Tears in KZN, will it be the same in Ghana?
There will be tears at at least one sporting event over the next 48 hours, but many are predicting there will be plenty of crying at two venues thousands of kilometres apart.
I am referring, of course, Thursday's crunch match in Tamale in Ghana where Bafana face their moment of truth when they play Senegal in a vital Group D match which will decide whether they make the quarterfinals of the African Cup of Nations or take an early flight back to South Africa, leaving a nation in tears back home.
But, back to that scenario later. Friday night at Kingsmead, around about 6pm, there definitely will be a fair dose of emotion when Shaun Pollock takes part in a special presentation during the supper break of the ODI match between the Proteas and the West Indies.
Officials plan to have the whole of Pollock's family on the famous Kingsmead turf to say their final farewells in the penultimate step of the Polly Parade which has shown just how much he is loved among cricket fans around the country and many parts of the world.
What a pity that this is not the final ODI of the series there is one more match to come because Polly would no doubt have liked to have bowed out at his home ground.
Nevertheless, Friday's farewell game is bound to take on an added significance. The series has already been won and the West Indies have been hugely disappointing.
The only reason I, and I suspect many others, will be there is to say to our grandchildren one day that we were there when Polly played for South Africa in Durban for the last time.
Illustrious
His final two matches bring down the curtain to an illustrious career which has been well documented in every newspaper in the country and on Friday the Daily News is devoting its whole back page to Pollock, with tributes pouring in from all around the world.

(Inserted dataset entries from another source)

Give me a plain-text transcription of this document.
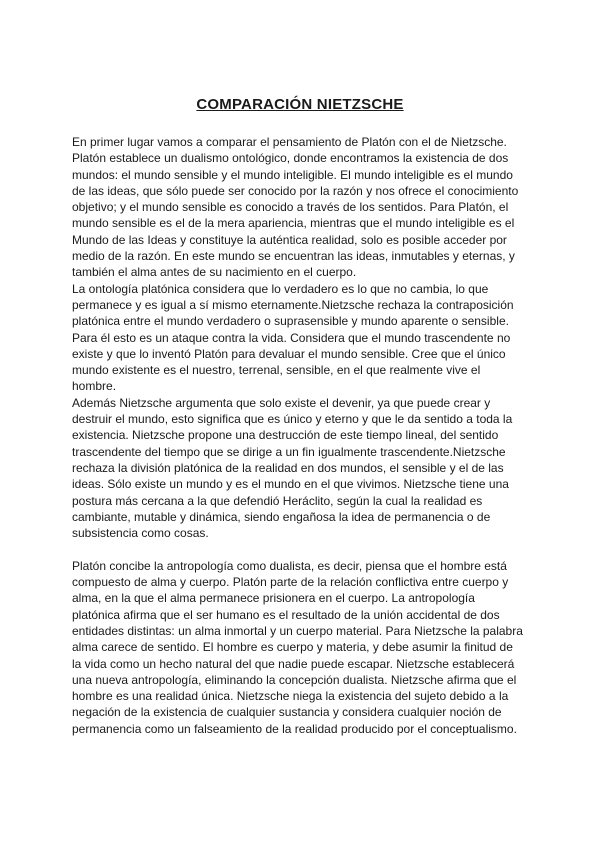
COMPARACIÓN NIETZSCHE
En primer lugar vamos a comparar el pensamiento de Platón con el de Nietzsche.
Platón establece un dualismo ontológico, donde encontramos la existencia de dos
mundos: el mundo sensible y el mundo inteligible. El mundo inteligible es el mundo
de las ideas, que sólo puede ser conocido por la razón y nos ofrece el conocimiento
objetivo; y el mundo sensible es conocido a través de los sentidos. Para Platón, el
mundo sensible es el de la mera apariencia, mientras que el mundo inteligible es el
Mundo de las Ideas y constituye la auténtica realidad, solo es posible acceder por
medio de la razón. En este mundo se encuentran las ideas, inmutables y eternas, y
también el alma antes de su nacimiento en el cuerpo.
La ontología platónica considera que lo verdadero es lo que no cambia, lo que
permanece y es igual a sí mismo eternamente.Nietzsche rechaza la contraposición
platónica entre el mundo verdadero o suprasensible y mundo aparente o sensible.
Para él esto es un ataque contra la vida. Considera que el mundo trascendente no
existe y que lo inventó Platón para devaluar el mundo sensible. Cree que el único
mundo existente es el nuestro, terrenal, sensible, en el que realmente vive el
hombre.
Además Nietzsche argumenta que solo existe el devenir, ya que puede crear y
destruir el mundo, esto significa que es único y eterno y que le da sentido a toda la
existencia. Nietzsche propone una destrucción de este tiempo lineal, del sentido
trascendente del tiempo que se dirige a un fin igualmente trascendente.Nietzsche
rechaza la división platónica de la realidad en dos mundos, el sensible y el de las
ideas. Sólo existe un mundo y es el mundo en el que vivimos. Nietzsche tiene una
postura más cercana a la que defendió Heráclito, según la cual la realidad es
cambiante, mutable y dinámica, siendo engañosa la idea de permanencia o de
subsistencia como cosas.
Platón concibe la antropología como dualista, es decir, piensa que el hombre está
compuesto de alma y cuerpo. Platón parte de la relación conflictiva entre cuerpo y
alma, en la que el alma permanece prisionera en el cuerpo. La antropología
platónica afirma que el ser humano es el resultado de la unión accidental de dos
entidades distintas: un alma inmortal y un cuerpo material. Para Nietzsche la palabra
alma carece de sentido. El hombre es cuerpo y materia, y debe asumir la finitud de
la vida como un hecho natural del que nadie puede escapar. Nietzsche establecerá
una nueva antropología, eliminando la concepción dualista. Nietzsche afirma que el
hombre es una realidad única. Nietzsche niega la existencia del sujeto debido a la
negación de la existencia de cualquier sustancia y considera cualquier noción de
permanencia como un falseamiento de la realidad producido por el conceptualismo.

He has served the game with distinction and you would be hard pressed to find any of his teammates or opposing players to say anything negative about his contribution to the sport.
With a better weather report than earlier in the week and with still a few tickets left on the east stand, let's urge all cricket lovers to come to Kingsmead Friday night to say goodbye to our own legend.
So tears there will be at Kingsmead, which brings us back to Bafana and Thursday's game. The permutations are quite simple, with Bafana having to beat Senegal by two goals and then hoping Tunisia beat Angola. A draw between these latter two teams will see Bafana heading for the airport along with Senegal.
So what is the betting? Bafana looked OK and then shared the points in their first game thanks to a late strike, but in the game against Tunisia they looked awful, with coach Carlos Alberto Parreira making strange team selections with several players out of position and struggling in both defence and attack.
Our man on the spot, Matshelane Mamabolo, seems to have put his finger on matters when he wrote that while this crunch match looms, the coach who earns R1,8-million a month seems impervious to the situation and is not adopting a hands-on approach to the team. It seems he is not even bothered about talking to the press.
Previous coaches have been hounded out of town and persecuted in the press for bad results, but Parreira seems to have escaped that.
Thursday could change all that - a victory and passage to the quarterfinals and he will instantly be hailed the new Messiah. But a loss and exit could have the vultures circling over the Bafana carcass.
What's is going to be, tears or smiles. We'll know the answer about 9pm on Thursday.